I have learned that though I do not personally believe in deities to be worshiped, anthropology and sociology explain the benefits that established religion and spiritual beliefs can have for societies. However, I have also learned that not only does religion have the ability to comfort and guide, it also has the ability to cause great harm. Similar to some politicians who, rather than representing all of their constituents, choose who they deem worthy, some religious doctrines and institutions also choose who they deem worthy. It is interesting that Ghandi and Mother Teresa, arguably two of the greatest civil rights and spiritual leaders of our time, never discriminated against people based on their beliefs, innate value or worthiness, nor does the Dalai Lama.
I have also learned that we all have more in common that most people think we do.
After watching the struggles of non-Christians over the years, their fears, I also found myself afraid when I came to the realization that, though I was still searching for answers, I had to admit to myself that I am not a Christian, and perhaps, in my heart, never was.
There are open struggles, as non-Christians seek to openly be who they are, to ensure separation of church and state, and as Christians fear “wars” on their religious beliefs. I watched in disbelief as the supposed “war on Christmas” manifested last winter, stupefied and bewildered, trying to understand how anyone was being denied the right to observe Christmas in their homes, and as groups of non-Christians struggled with long-time local, state, and federal practices of decorating for the holidays, with some politicians even trying to legislate holiday decorations and the title of the tree (Christmas tree versus holiday tree). I do not believe this is what we are paying politicians to do. It is interesting that there did not seem to be any public advocacy on behalf of those who celebrate the other December observances of Kwanzaa, Hanukah, or the Winter Solstice.
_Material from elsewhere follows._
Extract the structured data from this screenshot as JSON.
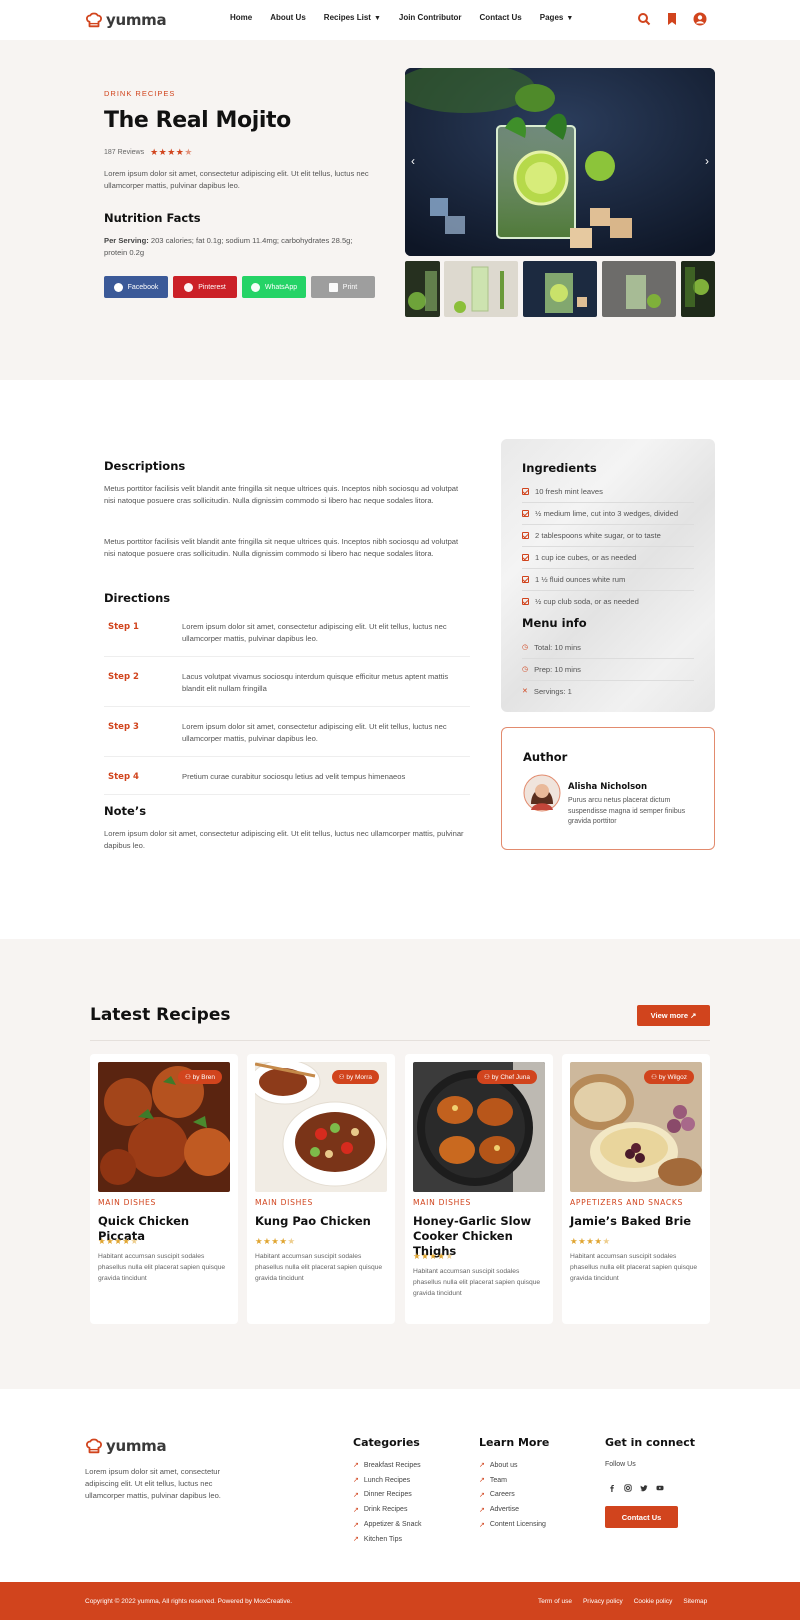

I do believe, after much pondering, that a Christmas tree is a Christmas tree, despite the fact that I celebrate Christmas only secularly, and despite its pagan origin, since there is no other holiday that uses a Christmas tree that I am aware of. But I also believe there is a deeper issue here, one that goes beyond semantics.
If I say “happy holidays,” that is my way of wishing something positive to the other person, and if the other person says “merry Christmas,” that is his/her way of wishing something positive to me. It should not matter what words we each use, if we are able to look at the deeper intentions, especially since such huge population in America celebrates a December holiday. If a person says “God bless you,” after a sneeze, it is that person’s way of wishing you positive health, in the same way that Spanish speakers say “Salud” when someone sneezes (“to your health”).
I believe that if we can get beyond semantics, if we can look deeper into our neighbors’ hearts, we will find that we have much more in common than we thought, and it will not take a crisis to bring people together.